Desprezando Daqui a Cem Anos, entre outros, Dufour sugere ainda que os primeiros filmes de ficção científica ingleses surgem na mesma época que a ficção científica japonesa (Godzilla) com uma mulher vestida de Darth Vader em A Garota Diabólica de Marte (Devil Girl from Mars, direção David MacDonald, 1954) e Projeto Quatermass (também conhecido no Brasil como Terror que Mata, direção Val Guest, 1955). Dufour segue lembrando que a ficção científica inglesa também começa explorando o filão do filme de monstros (O Monstro Submarino, Behemoth the Sea Monster, direção Douglas Hickox e Eugène Lourié, 1958, e Gorgo, direção Eugène Lourié, 1961), crianças louras aparentando inocência (A Aldeia dos Amaldiçoados, Village of the Damned, direção Wolf Rilla, 1960 e seu remake, A Estirpe dos Malditos, Children of the Damned, direção Anton Leader, 1964), o astronauta que vira uma massa sem forma (Terror que Mata) e o homem aparentemente comum, mas que é outra coisa (Quatermass 2, direção Val Guest, 1957). A invasão ao planeta Terra era um tema recorrente, como nos citados A Garota Diabólica de Marte, A Aldeia dos Amaldiçoados e Quatermass 2, além de A Ilha do Terror (Island of Terror, 1966), The Earth Dies Screaming (1964) e Night of the Big Heat (1967), dirigidos por direção Terence Fisher, que também se enquadram no filão apocalíptico.


Seria Brazil, o Filme a melhor adaptação 
do  livro  de  George  Orwell,  1984 ?

Para Dufour, a ficção científica é por excelência o lugar da crítica social e da política, pelo menos a partir da década de 1960, particularmente focado na distopia – antecipado pelo estadunidense Fantasias de 1980 (Just Imagine, David Butler,1930). Tendência evidente nos franceses Alphaville (Alphaville, une Étrange Aventure de Lemmy Caution, direção Jean-Luc Godard, 1965) ou Fahrenheit 451 (direção François Truffaut, 1966). Embora não veja muita crítica nos filmes dos anos 1950, Dufour admite que um filme dos Estados Unidos como Vampiros de Almas (Invasion of the Body Snatchers, direção Don Siegel, 1956) contém certa crítica, embora tímida. Ainda de acordo com Dufour, foi o cinema inglês que inventou o filme político de ficção científica, com as duas primeiras adaptações do livro de George Orwell, 1984 (1949): em 1954, um telefilme de Rudolph Cartier (que também dirigiria episódios para a televisão do seriado Quatermass), com o ator Peter Cushing atuando como Winston Smith, e um filme de Michael Anderson (que irá dirigir, em 1976, Fuga no Século 23, Logan’s Run), em 1956 – o primeiro uma adaptação fiel do livro, o segundo uma adaptação livre. Também é opinião de Dufour que Brazil, o Filme (Brazil, 1985) é a verdadeira adaptação de 1984 (superando a versão de Michael Radford, 1984), embora o realizador Terry Gilliam o negue, afirmando que estava pensando em Kafka e nem leu Orwell. Em 1954, Joy Batchelor e John Halas realizaram uma versão em desenho animado de outro livro dele, A Revolução dos Bichos (Animal Farm, 1944). O Jogo da Guerra (The War Game, direção Peter Watkins, 1965) acirra o debate quando, na época de mais força do movimento antinuclear, descreve em estilo documental as consequências de um ataque atômico numa pequena cidade inglesa. (imagem abaixo, O Monstro Submarino, 1958; acima, à esquerda, Brazil, o Filme, à direita, 1984, versão 1956)

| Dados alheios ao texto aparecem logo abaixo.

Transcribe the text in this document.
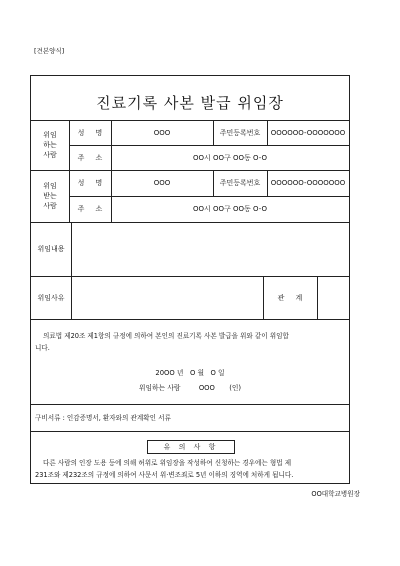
[견본양식]
진료기록 사본 발급 위임장
위임
하는
사람
성     명	OOO	주민등록번호	OOOOOO-OOOOOOO
주     소	OO시 OO구 OO동 O-O
위임
받는
사람
성     명	OOO	주민등록번호	OOOOOO-OOOOOOO
주     소	OO시 OO구 OO동 O-O
위임내용
위임사유	관     계
의료법 제20조 제1항의 규정에 의하여 본인의 진료기록 사본 발급을 위와 같이 위임합
니다.
20OO 년   O 월   O 일
위임하는 사람	OOO (인)
구비서류 : 인감증명서, 환자와의 관계확인 서류
유 의 사 항
다른 사람의 인장 도용 등에 의해 허위로 위임장을 작성하여 신청하는 경우에는 형법 제
231조와 제232조의 규정에 의하여 사문서 위·변조죄로 5년 이하의 징역에 처하게 됩니다.
OO대학교병원장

Bicharada Radioativa e Comunista


Alguns acreditam que os filmes britânicos de ficção científica
das décadas de 1950  e  1960 eram menos conformistas do que
os similares norte-americanos  que eles geralmente imitavam
Entre 1953 e 1963, os filmes britânicos de ficção científica abordam vários aspectos da interpretação pública sobre a era nuclear. Aqui os filmes de monstros também fizeram escola, embora Shaw considere discutível que os britânicos inoculassem a mesma mensagem consensual autoritária, para John Baxter muitos desses filmes não passam de imitações fracas de sucessos norte-americanos. Dentre os lançamentos de 1958, O Monstro Submarino, O Monstro Cósmico (The Strange World of Planet X, direção Gilbert Gunn) e The Trollenberg Terror (também conhecido no Brasil como The Crawling Eye, direção Quentin Lawrence). No primeiro, uma criatura pré-histórica volta à vida em função da radioatividade dos testes nucleares (então ainda em voga) e invade Londres até ser torpedeada e destruída. No segundo, o desequilibrado Dr. Laird é morto por visitantes do espaço e por insetos gigantes produzidos por suas experiências. No último, alienígenas estão escondidos numa nuvem radioativa sobre uma montanha na Suíça e são destruídos por um investigador científico das Nações Unidas e duas irmãs telepatas. Esses monstros estão um passo além de Frankenstein, pois enquanto este é fruto da loucura individual de alguém, aqueles são fruto da tendência do “sistema” de brincar com as leis da natureza – antes era apenas uma aldeia ameaçada pelo monstro, agora toda a humanidade. Para Charles Derry, o horror do Armageddon surge com mais força no ciclo de filmes realizados em meados da década de 1950, em torno das atividades do professor Bernhard Quatermass (7). 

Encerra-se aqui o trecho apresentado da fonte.